Differentiation of beats of ventricular and sinus origin using a self-training neural network.

Despite advances in the computerized detection of arrhythmias, arrhythmia recognition by morphological waveform analysis still poses a difficult problem. Artificial neural networks, computer algorithms that are self-trained by an analog of biological synaptic modification to perform pattern recognition, hold great promise for the differentiation of various cardiac rhythms. The goal of this study was to differentiate beats of sinus and ventricular origin on a global basis and on a patient-specific basis by the use of artificial neural network analysis. Neural networks were trained to recognize digitized intracardiac electrograms (9 patients) and surface electrocardiograms (11 patients) obtained during sinus rhythm and ventricular tachycardia. After training, sinus rhythm or ventricular tachycardia beats were input into the neural network, and classified as to their origin.

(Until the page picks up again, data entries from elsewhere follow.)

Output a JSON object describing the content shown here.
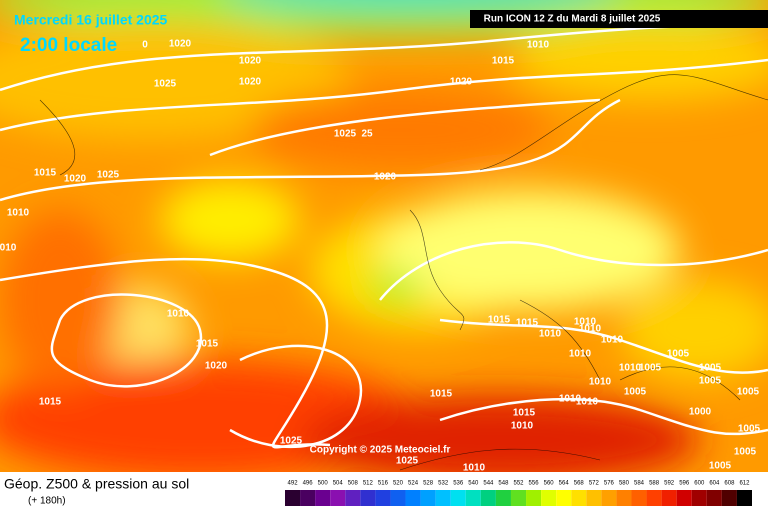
{
  "header": {
    "date": "Mercredi 16 juillet 2025",
    "time": "2:00 locale",
    "run": "Run ICON 12 Z du Mardi 8 juillet 2025"
  },
  "copyright": "Copyright © 2025 Meteociel.fr",
  "isobar_labels": [
    "1020",
    "0",
    "1020",
    "1025",
    "1020",
    "1010",
    "1015",
    "1020",
    "1025",
    "25",
    "1015",
    "1020",
    "1025",
    "1020",
    "1010",
    "010",
    "1010",
    "1015",
    "1020",
    "1015",
    "1025",
    "1015",
    "1015",
    "1010",
    "1010",
    "1010",
    "1010",
    "1010",
    "1010",
    "1010",
    "1005",
    "1005",
    "1005",
    "1005",
    "1015",
    "1010",
    "1010",
    "1005",
    "1015",
    "1010",
    "1000",
    "1005",
    "1005",
    "1005",
    "1005",
    "1010",
    "1025"
  ],
  "legend": {
    "title": "Géop. Z500 & pression au sol",
    "subtitle": "(+ 180h)",
    "scale": [
      "492",
      "496",
      "500",
      "504",
      "508",
      "512",
      "516",
      "520",
      "524",
      "528",
      "532",
      "536",
      "540",
      "544",
      "548",
      "552",
      "556",
      "560",
      "564",
      "568",
      "572",
      "576",
      "580",
      "584",
      "588",
      "592",
      "596",
      "600",
      "604",
      "608",
      "612"
    ],
    "scale_colors": [
      "#2a0030",
      "#4a0060",
      "#6a0090",
      "#8a10b0",
      "#6020c0",
      "#3030d0",
      "#2040e0",
      "#1060f0",
      "#0080ff",
      "#00a0ff",
      "#00c0ff",
      "#00e0f0",
      "#00e0c0",
      "#00d080",
      "#20d040",
      "#60e020",
      "#a0f000",
      "#e0ff00",
      "#ffff00",
      "#ffe000",
      "#ffc000",
      "#ffa000",
      "#ff8000",
      "#ff6000",
      "#ff4000",
      "#f02000",
      "#d00000",
      "#a00000",
      "#800000",
      "#500000",
      "#000000"
    ]
  }
}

By the use of modified receiver operating characteristic curve plots, it was possible to differentiate with high sensitivity and specificity between beats of sinus origin and ventricular origin in all patients. The addition of high amounts of noise to the beats did not markedly degrade the performance of the surface ECG neural networks, and still allowed high sensitivity in differentiating beats of sinus origin from beats of ventricular origin, especially when noise was added to the training set. Neural networks provided sensitive and specific detection of cardiac electrical activity during sinus rhythm and ventricular tachycardia, and may play an important role in allowing development of improved arrhythmia recognition and management systems.